What about if we change the quantiles we are examining, and instead of looking at the very high crime place to the median, look at the 80th percentile to the 20th percentile:

diff_suggest(3000, change_quant=c(0.8,0.2))

We have a similar step pattern, but here the power is never as high as before, and only maxes out slightly above 0.5. It happens that this 0.5 power is around number of crimes*0.45. So this suggests that to uncover more middling transitions, one would need to have less than half the number of spatial units of crime observed.

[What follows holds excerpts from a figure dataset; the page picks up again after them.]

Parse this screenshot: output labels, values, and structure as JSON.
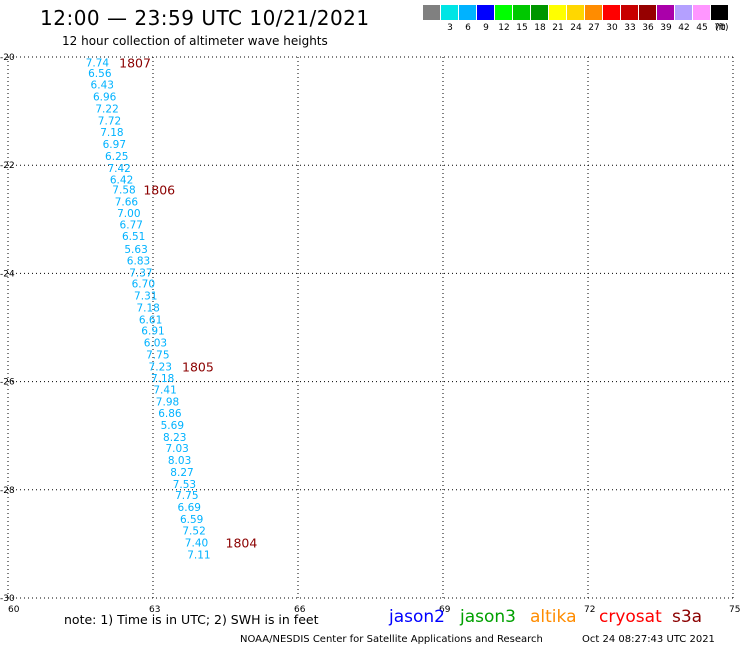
{
  "header": {
    "title": "12:00 — 23:59 UTC 10/21/2021",
    "subtitle": "12 hour collection of altimeter wave heights"
  },
  "legend": {
    "unit": "(ft)",
    "bins": [
      {
        "label": "",
        "color": "#808080"
      },
      {
        "label": "3",
        "color": "#00e5e5"
      },
      {
        "label": "6",
        "color": "#00b2ff"
      },
      {
        "label": "9",
        "color": "#0000ff"
      },
      {
        "label": "12",
        "color": "#00ff00"
      },
      {
        "label": "15",
        "color": "#00c800"
      },
      {
        "label": "18",
        "color": "#009600"
      },
      {
        "label": "21",
        "color": "#ffff00"
      },
      {
        "label": "24",
        "color": "#ffd700"
      },
      {
        "label": "27",
        "color": "#ff8c00"
      },
      {
        "label": "30",
        "color": "#ff0000"
      },
      {
        "label": "33",
        "color": "#c80000"
      },
      {
        "label": "36",
        "color": "#960000"
      },
      {
        "label": "39",
        "color": "#aa00aa"
      },
      {
        "label": "42",
        "color": "#b4a0ff"
      },
      {
        "label": "45",
        "color": "#ff96ff"
      },
      {
        "label": "70",
        "color": "#000000"
      }
    ]
  },
  "chart_data": {
    "type": "scatter",
    "xlim": [
      60,
      75
    ],
    "ylim": [
      -30,
      -20
    ],
    "x_ticks": [
      "60",
      "63",
      "66",
      "69",
      "72",
      "75"
    ],
    "y_ticks": [
      "-20",
      "-22",
      "-24",
      "-26",
      "-28",
      "-30"
    ],
    "grid": true,
    "point_color": "#00b2ff",
    "time_color": "#8b0000",
    "points": [
      {
        "x": 61.85,
        "y": -20.1,
        "swh": "7.74"
      },
      {
        "x": 61.9,
        "y": -20.3,
        "swh": "6.56"
      },
      {
        "x": 61.95,
        "y": -20.51,
        "swh": "6.43"
      },
      {
        "x": 62.0,
        "y": -20.73,
        "swh": "6.96"
      },
      {
        "x": 62.05,
        "y": -20.95,
        "swh": "7.22"
      },
      {
        "x": 62.1,
        "y": -21.17,
        "swh": "7.72"
      },
      {
        "x": 62.15,
        "y": -21.39,
        "swh": "7.18"
      },
      {
        "x": 62.2,
        "y": -21.61,
        "swh": "6.97"
      },
      {
        "x": 62.25,
        "y": -21.83,
        "swh": "6.25"
      },
      {
        "x": 62.3,
        "y": -22.05,
        "swh": "7.42"
      },
      {
        "x": 62.35,
        "y": -22.26,
        "swh": "6.42"
      },
      {
        "x": 62.4,
        "y": -22.45,
        "swh": "7.58"
      },
      {
        "x": 62.45,
        "y": -22.67,
        "swh": "7.66"
      },
      {
        "x": 62.5,
        "y": -22.88,
        "swh": "7.00"
      },
      {
        "x": 62.55,
        "y": -23.1,
        "swh": "6.77"
      },
      {
        "x": 62.6,
        "y": -23.31,
        "swh": "6.51"
      },
      {
        "x": 62.65,
        "y": -23.55,
        "swh": "5.63"
      },
      {
        "x": 62.7,
        "y": -23.76,
        "swh": "6.83"
      },
      {
        "x": 62.75,
        "y": -23.98,
        "swh": "7.37"
      },
      {
        "x": 62.8,
        "y": -24.19,
        "swh": "6.70"
      },
      {
        "x": 62.85,
        "y": -24.41,
        "swh": "7.31"
      },
      {
        "x": 62.9,
        "y": -24.63,
        "swh": "7.18"
      },
      {
        "x": 62.95,
        "y": -24.85,
        "swh": "6.61"
      },
      {
        "x": 63.0,
        "y": -25.06,
        "swh": "6.91"
      },
      {
        "x": 63.05,
        "y": -25.28,
        "swh": "6.03"
      },
      {
        "x": 63.1,
        "y": -25.5,
        "swh": "7.75"
      },
      {
        "x": 63.15,
        "y": -25.72,
        "swh": "7.23"
      },
      {
        "x": 63.2,
        "y": -25.93,
        "swh": "7.18"
      },
      {
        "x": 63.25,
        "y": -26.15,
        "swh": "7.41"
      },
      {
        "x": 63.3,
        "y": -26.37,
        "swh": "7.98"
      },
      {
        "x": 63.35,
        "y": -26.58,
        "swh": "6.86"
      },
      {
        "x": 63.4,
        "y": -26.8,
        "swh": "5.69"
      },
      {
        "x": 63.45,
        "y": -27.02,
        "swh": "8.23"
      },
      {
        "x": 63.5,
        "y": -27.23,
        "swh": "7.03"
      },
      {
        "x": 63.55,
        "y": -27.45,
        "swh": "8.03"
      },
      {
        "x": 63.6,
        "y": -27.67,
        "swh": "8.27"
      },
      {
        "x": 63.65,
        "y": -27.89,
        "swh": "7.53"
      },
      {
        "x": 63.7,
        "y": -28.1,
        "swh": "7.75"
      },
      {
        "x": 63.75,
        "y": -28.32,
        "swh": "6.69"
      },
      {
        "x": 63.8,
        "y": -28.54,
        "swh": "6.59"
      },
      {
        "x": 63.85,
        "y": -28.75,
        "swh": "7.52"
      },
      {
        "x": 63.9,
        "y": -28.97,
        "swh": "7.40"
      },
      {
        "x": 63.95,
        "y": -29.2,
        "swh": "7.11"
      }
    ],
    "time_labels": [
      {
        "x": 62.3,
        "y": -20.1,
        "text": "1807"
      },
      {
        "x": 62.8,
        "y": -22.45,
        "text": "1806"
      },
      {
        "x": 63.6,
        "y": -25.72,
        "text": "1805"
      },
      {
        "x": 64.5,
        "y": -28.97,
        "text": "1804"
      }
    ]
  },
  "note": "note:  1) Time is in UTC;  2) SWH is in feet",
  "satellites": [
    {
      "name": "jason2",
      "color": "#0000ff"
    },
    {
      "name": "jason3",
      "color": "#00a000"
    },
    {
      "name": "altika",
      "color": "#ff8c00"
    },
    {
      "name": "cryosat",
      "color": "#ff0000"
    },
    {
      "name": "s3a",
      "color": "#8b0000"
    }
  ],
  "footer": {
    "credit": "NOAA/NESDIS Center for Satellite Applications and Research",
    "timestamp": "Oct 24 08:27:43 UTC 2021"
  }
}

E.g. if you have 1000 crimes, I would not suggest any more than 450 spatial units of analysis.

So the first scenario, crimes*0.85 you could say something like this is the highest power scenario to detect changes from very high crime locations (aka hot spots), to the middle of the distribution. For the second scenario (my preferred offhand), is to say crimes*0.45 total spatial units results in the highest power scenario to detect more mild changes in the middle of the distribution (and detecting changes from hot spots to cold spots thus have even more power).

For now that is the best advice I can give for determining the spatial sample size for the SPPT test. Will have a follow up blog post on using R to make a grid to conduct the test.

Also I have been wondering about the best way to quantify changes in the overall ranking. I have not come upon a great solution I am happy with though, so will need to think about it some more.